[88698] in North American Network Operators' Group
Re: a radical proposal (Re: protocols that don't meet the need...)
daemon@ATHENA.MIT.EDU (Edward B. DREGER)
Wed Feb 15 14:32:48 2006
Date: Wed, 15 Feb 2006 19:30:36 +0000 (GMT)
From: "Edward B. DREGER" <eddy+public+spam@noc.everquick.net>
To: nanog@merit.edu
In-Reply-To: <Pine.LNX.4.64.0602151900240.3920@sheen.jakma.org>
Errors-To: owner-nanog@merit.edu
PJ> Date: Wed, 15 Feb 2006 19:02:11 +0000 (GMT)
PJ> From: Paul Jakma
PJ> > Of course not. Let SBC and Cox obtain a _joint_ ASN and _joint_ address
PJ> > space. Each provider announces the aggregate co-op space via the joint
PJ> > ASN as a downstream.
PJ>
PJ> This is unworkable obviously: Think next about SBC and (say) Verizon
No, it is not unworkable. Think through it a bit more. Although the
problem is theoretically O(N^2), in practice it is closer to O(N). Note
that _routing itself_ is theoretically an O(N^2) problem. Do we say
that it is "unworkable obviously"? No.
PJ> customers, then what about those with Cox and Verizon, then SBC/Cox/Verizon.
PJ> etc.
Yes, one ASN is required per cooperating pair. Just how many pairs do
you think there are? Now compare with the number of leaves that [would
[like to]] dual-home.
If you have 100 providers, each cooperating with every single one of the
others, that's
100 * 99 / 2 = 4950
different ASes. Noticeable, but still a long way from 4-octet ASN
territory. And guess what? Each downstream would need its own ASN
otherwise; this is just one ASN per cooperating pair.

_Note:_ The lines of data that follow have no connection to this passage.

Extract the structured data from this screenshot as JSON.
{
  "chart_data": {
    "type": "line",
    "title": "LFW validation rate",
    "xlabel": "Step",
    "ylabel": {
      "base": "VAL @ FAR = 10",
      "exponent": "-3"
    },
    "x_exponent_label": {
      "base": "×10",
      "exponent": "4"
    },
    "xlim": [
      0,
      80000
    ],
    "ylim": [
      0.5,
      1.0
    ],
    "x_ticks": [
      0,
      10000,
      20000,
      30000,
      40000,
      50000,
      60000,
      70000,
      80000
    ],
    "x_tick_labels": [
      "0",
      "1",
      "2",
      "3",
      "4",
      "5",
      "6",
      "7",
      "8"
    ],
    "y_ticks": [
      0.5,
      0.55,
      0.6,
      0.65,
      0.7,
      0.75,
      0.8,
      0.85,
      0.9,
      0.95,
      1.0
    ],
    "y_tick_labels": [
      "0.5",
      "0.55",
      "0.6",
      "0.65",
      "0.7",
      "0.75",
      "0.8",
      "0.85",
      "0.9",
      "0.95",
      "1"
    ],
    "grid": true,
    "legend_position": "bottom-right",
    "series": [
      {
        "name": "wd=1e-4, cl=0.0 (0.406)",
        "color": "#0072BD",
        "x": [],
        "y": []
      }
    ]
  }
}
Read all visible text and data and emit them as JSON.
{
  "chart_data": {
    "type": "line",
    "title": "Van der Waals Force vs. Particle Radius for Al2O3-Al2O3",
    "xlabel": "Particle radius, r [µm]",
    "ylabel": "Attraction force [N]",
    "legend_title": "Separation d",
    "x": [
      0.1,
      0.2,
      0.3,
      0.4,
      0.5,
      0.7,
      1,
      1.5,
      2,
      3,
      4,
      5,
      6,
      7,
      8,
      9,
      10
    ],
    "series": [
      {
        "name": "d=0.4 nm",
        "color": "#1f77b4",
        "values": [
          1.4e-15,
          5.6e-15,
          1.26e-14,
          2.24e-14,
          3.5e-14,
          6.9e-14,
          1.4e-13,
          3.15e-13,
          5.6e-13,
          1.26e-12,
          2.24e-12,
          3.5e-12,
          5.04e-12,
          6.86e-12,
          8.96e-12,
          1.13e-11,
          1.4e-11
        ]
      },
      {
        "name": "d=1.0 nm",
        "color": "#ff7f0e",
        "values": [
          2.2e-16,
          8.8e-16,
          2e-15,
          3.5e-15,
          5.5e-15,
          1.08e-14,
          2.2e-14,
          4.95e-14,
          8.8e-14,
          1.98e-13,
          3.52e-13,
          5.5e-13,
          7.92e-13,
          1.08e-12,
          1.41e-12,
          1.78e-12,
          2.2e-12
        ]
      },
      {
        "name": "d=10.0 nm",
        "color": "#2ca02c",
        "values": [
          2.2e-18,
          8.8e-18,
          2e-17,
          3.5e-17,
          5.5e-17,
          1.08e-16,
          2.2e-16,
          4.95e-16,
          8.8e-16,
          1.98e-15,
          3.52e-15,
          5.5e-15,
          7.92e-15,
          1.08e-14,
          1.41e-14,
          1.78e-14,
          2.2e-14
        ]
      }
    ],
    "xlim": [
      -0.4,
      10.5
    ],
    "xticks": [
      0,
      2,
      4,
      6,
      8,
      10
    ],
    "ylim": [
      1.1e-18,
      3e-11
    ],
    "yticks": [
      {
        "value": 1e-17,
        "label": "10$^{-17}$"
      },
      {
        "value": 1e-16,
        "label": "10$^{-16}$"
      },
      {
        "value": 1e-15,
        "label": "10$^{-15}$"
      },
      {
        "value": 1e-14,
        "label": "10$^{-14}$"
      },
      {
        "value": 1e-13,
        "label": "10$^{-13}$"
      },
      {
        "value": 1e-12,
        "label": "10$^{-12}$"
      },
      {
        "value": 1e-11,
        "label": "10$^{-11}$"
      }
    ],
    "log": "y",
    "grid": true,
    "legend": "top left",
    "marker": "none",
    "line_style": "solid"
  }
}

How many transit ASes are there? And will each one share a downstream
with all of the others?
http://www.caida.org/analysis/routing/
I'll hazard a guess that a transit cooperates with, on average, no more
than five different other transits. Ergo, linear scaling.
The biggest problem is when customer's link to provider A goes down and
inbound traffic must flow through provider B. This necessitates some
sort of path between A and B where more-specifics can flow.